Succinctly, my problem can be stated as

Find the period of a "black box" pseudorandom number generator

but I suppose the following formulation might be more attractive:

Most programs for playing MP3 files (and MP3-playing devices as well) possess a "shuffle" feature that allows the player to play a list of songs in essentially "random" order.

If you run a music player set to shuffle long enough, you will note that sometimes the time interval between the instances your favorite song in the playlist can be short, or can be long.

Now, for a number of reasons, you can't take a look at what pseudorandom number generator your music player is using; you are however interested in how frequently your favorite song in the playlist would be played.

So, one now asks,

  1. Can you determine how often your favorite song in the playlist would be played based on the time intervals between the different instances your song is played?
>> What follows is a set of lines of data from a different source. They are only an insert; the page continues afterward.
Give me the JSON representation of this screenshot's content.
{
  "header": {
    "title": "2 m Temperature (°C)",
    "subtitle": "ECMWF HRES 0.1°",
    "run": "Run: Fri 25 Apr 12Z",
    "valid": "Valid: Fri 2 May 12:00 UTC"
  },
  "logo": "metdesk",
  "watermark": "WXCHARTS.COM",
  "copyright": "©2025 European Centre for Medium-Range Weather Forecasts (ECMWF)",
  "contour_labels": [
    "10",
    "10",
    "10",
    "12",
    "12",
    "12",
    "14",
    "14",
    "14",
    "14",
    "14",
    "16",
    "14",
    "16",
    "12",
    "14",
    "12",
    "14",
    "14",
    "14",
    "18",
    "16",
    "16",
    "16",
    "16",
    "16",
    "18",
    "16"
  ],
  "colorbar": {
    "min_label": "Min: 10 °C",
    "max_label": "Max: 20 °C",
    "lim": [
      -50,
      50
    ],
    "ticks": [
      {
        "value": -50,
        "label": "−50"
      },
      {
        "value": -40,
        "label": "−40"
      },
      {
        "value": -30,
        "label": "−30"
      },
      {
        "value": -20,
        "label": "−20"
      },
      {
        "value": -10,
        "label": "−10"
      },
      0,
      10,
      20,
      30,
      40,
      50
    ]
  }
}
  2. How long should your playlist be? Obviously, you can't conclude much if you only have two songs in your playlist...

  3. How long should you leave your music player playing to answer question number 1?

I should probably make the drastic assumption that all the songs in the playlist have the same length, e.g. 3 minutes or so.

  • 1
    If the algorithm is pseudorandom, then shouldn't the expected answer to number 1 be 1/N, where N is the total number of songs? Of course this doesn't apply to things like iTunes which add weights to more frequently manually chosen songs. (Also, the music playing program I currently run literally "shuffles" the play list when you hit that button: between button-presses, the player deterministically loops through all entries using the current order given by shuffling. =p )2010-11-22
  • 0
    It sounds reasonable, but in the one I'm using (mplayer on Linux), I've found that sometimes it takes a while in between the instances a favorite song of mine in my playlist has played, and sometimes it takes a few songs (e.g. my playlist has a length of 100, my favorite song was the 96th one played in one cycle, and then the third one played in the next cycle). I definitely haven't seen the last song of one cycle being the first song of the following cycle, though.2010-11-22
  • 1
    I'd agree that this is ill-posed.2010-11-22
  • 0
    Robin, what do you think is missing that could turn this into a well-posed problem? (As I said, this is in fact related to some research I'm doing, so I'd be interested in hearing how to make this soluble.)2010-11-22
  • 0
    I think it's an interesting question. Certainly a more probability/statistics question than pure mathematics. Have you tried already to determine what you would expect as answers to your questions if the shuffling is really random? Trying to determine that and then looking for possible deviations is, I think, a good approach.2010-11-22
  • 0
    In the "actual research", I have data output by the "black box"; for the "recreational" part, I've only gone so far as to note that the spacing in between instances my favorite song is played is pretty erratic.2010-11-22
  • 0
    A similar challenge comes up (finding the unknown period of a cycle) with factoring by Pollard's rho. In that case, however, observing a repeated value implies the intervening interval is an exact multiple of the cycle. That's clearly not the case with your music shuffler. Perhaps a better set of observations would be of consecutive songs (not just a single song). For the problem to be well-posed, I imagine we need to open the blackbox and give some description of its pseudo-random generator.2010-11-22
  • 0
    So, without the ability to peer into the black box (e.g. looking at the source code of the music player), the question is insoluble?2010-11-22
  • 1
    Not necesssarily looking at the source code, but making some assumptions about the PRNG and how the music shuffle is chosen. For example you have not observed the same song playing twice in a row. There may well be code that asks for "a do over" if the random choice comes up the same as the last choice, or this "feature" may be implemented in another way. If, for example, it was observed that the same song is never played within three times (so long as the playlist has four or more songs), this would suggest the music player tracks the last three songs.2010-11-23

1 Answers 1

2

Here's a practical procedure, which assumes that the Shuffler is cyclic. Construct some hash function $H$ from $k$-tuples of songs to $n$ bits (the parameters $k,n$ will be decided upon later). Store the value of $H$ on the first $k$ songs, and look for a matching value of $H$ on a future $k$-tuple. If $k$ is large enough, then the expected number of occurrences of this $k$-tuple in the entire cycle is $<1$, and so its likely that a repeat means that you've reached the end of the cycle. If $n$ is big enough (larger than $\sqrt{N}$, where $N$ is the period), then it's probable that matching hashes means matching $k$-tuples.

In order to increase your certainty, you can store a much larger prefix, and then use it whenever the hash value matches. In fact, you can probably use several hash functions this way to optimize the procedure.

If you can't assume that the Shuffler is cyclic, but rather that from some point on it will cycle, you can store all the hashes in a hash table (along with their time) and wait for a hash that appears twice. If you're allowed to read the input twice, you can use any of the Pollard rho algorithms, as hardmath commented.